Man kann nicht der Lieder genug, leise wie eindringlich, laut und unüberhörbar in die breite Öffentlichkeit singen – so bedrohlich liegt vor uns die Situation unserer, ja, zerbrechenden Gesellschaft, die Dreistigkeit des Missbrauchs unser aller Kompetenzen und Ressourcen, nur um das Land auf allen Ebenen zu militarisieren, aufzurüsten, als kenne man kein Morgen, um dazu seitens der Verantwortlichen (und Nutznießer der Rüstung, ja, das ist ein Riesengeschäft) auch noch zu behaupten, alles geschähe nur für uns, zu unserem Wohl usw. Welch Heuchelei. Von wegen.

Wir leben ganz konkret nicht in friedlichen Zeiten, uns fliegt sinnübertragend der ganze Laden, der zwar noch steht, um die Ohren. In anderen Ländern brennt es derweil schon lichterloh, die Länder in Kriegen werden geschäftstüchtig von Deutschland mit Qualitätsprodukten aus deutschen Waffenschmieden versorgt und mit Diplomatie à la ‚Frieden durch Waffen‘ von geschickt sich Vermittler nennenden Politikern verhöhnt. Die beschämend folgenden Medien machen bei dem unsäglichen Spiel mit, Meldungen über Vernichtung und Vertreibung werden präsentiert, als wäre das alles gar nicht so schlimm.

Aus der Stadt des Friedens Suhl kommen wichtige, richtige Forderungen

Apropos Medien. Beim Durchforsten von Printmedien, von Internetseiten, von Veröffentlichungen über die Stadt Suhl stieß ich auf eine Seite namens „Rüstungskonversion Thüringen“. Auf dieser findet sich ein Forderungskatalog, der eine glasklare, einfache, eindringliche, kluge Zusammenfassung ist. Sicher werden die in Suhl auftretenden Künstler diese unterschreiben können.
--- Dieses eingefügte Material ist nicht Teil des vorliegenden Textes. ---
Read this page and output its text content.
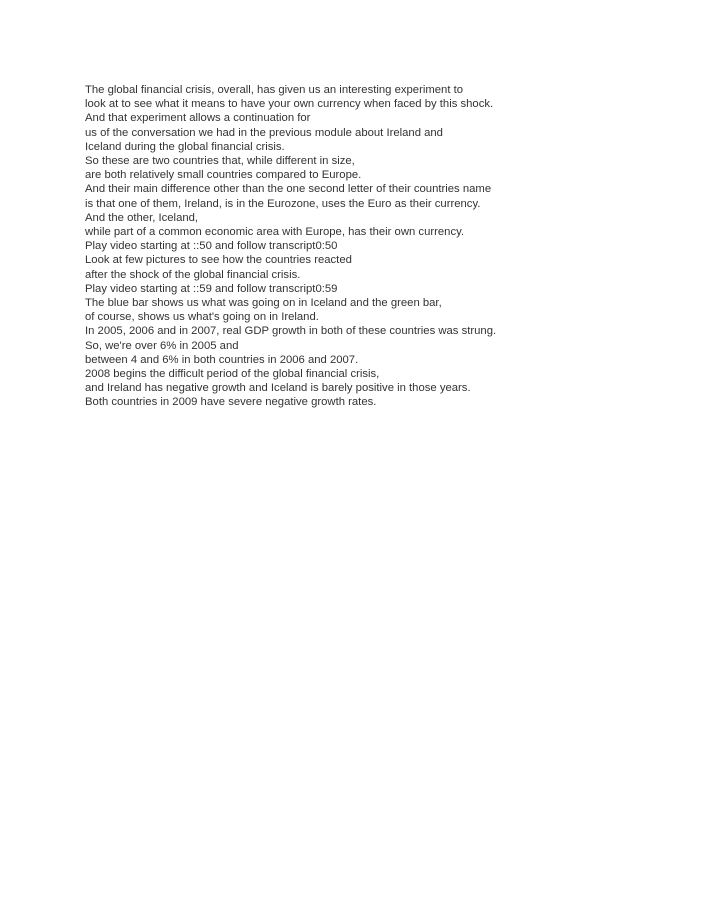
The global financial crisis, overall, has given us an interesting experiment to
look at to see what it means to have your own currency when faced by this shock.
And that experiment allows a continuation for
us of the conversation we had in the previous module about Ireland and
Iceland during the global financial crisis.
So these are two countries that, while different in size,
are both relatively small countries compared to Europe.
And their main difference other than the one second letter of their countries name
is that one of them, Ireland, is in the Eurozone, uses the Euro as their currency.
And the other, Iceland,
while part of a common economic area with Europe, has their own currency.
Play video starting at ::50 and follow transcript0:50
Look at few pictures to see how the countries reacted
after the shock of the global financial crisis.
Play video starting at ::59 and follow transcript0:59
The blue bar shows us what was going on in Iceland and the green bar,
of course, shows us what's going on in Ireland.
In 2005, 2006 and in 2007, real GDP growth in both of these countries was strung.
So, we're over 6% in 2005 and
between 4 and 6% in both countries in 2006 and 2007.
2008 begins the difficult period of the global financial crisis,
and Ireland has negative growth and Iceland is barely positive in those years.
Both countries in 2009 have severe negative growth rates.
  • Waffenstillstand und Deeskalation in allen weltweiten Konflikten! Glaubwürdige diplomatische Initiativen und einen Stopp aller Waffenlieferungen!
  • Globale Zusammenarbeit für eine nachhaltige Lösung der Klima- und Ernährungskrisen!
  • Schluss mit der Aufrüstung! 100 Milliarden für Klima, Gesundheit, Wohnen und Bildung!
  • Strukturelle, finanzielle und personelle Stärkung von ziviler Konfliktforschung und lokaler Friedensarbeit im In- und Ausland!
  • Beitritt Deutschlands zum UN-Atomwaffen-Verbotsvertrag!
  • Rückkehr zum Völkerrecht und zur Achtung der Menschenrechte – auf allen Seiten!
  • Fluchtursachen bekämpfen und sichere Fluchtwege ermöglichen! Schluss mit der mörderischen Abschottung Europas!
  • Asyl und Schutz für verfolgte Oppositionelle und alle Kriegsdienstverweigerer!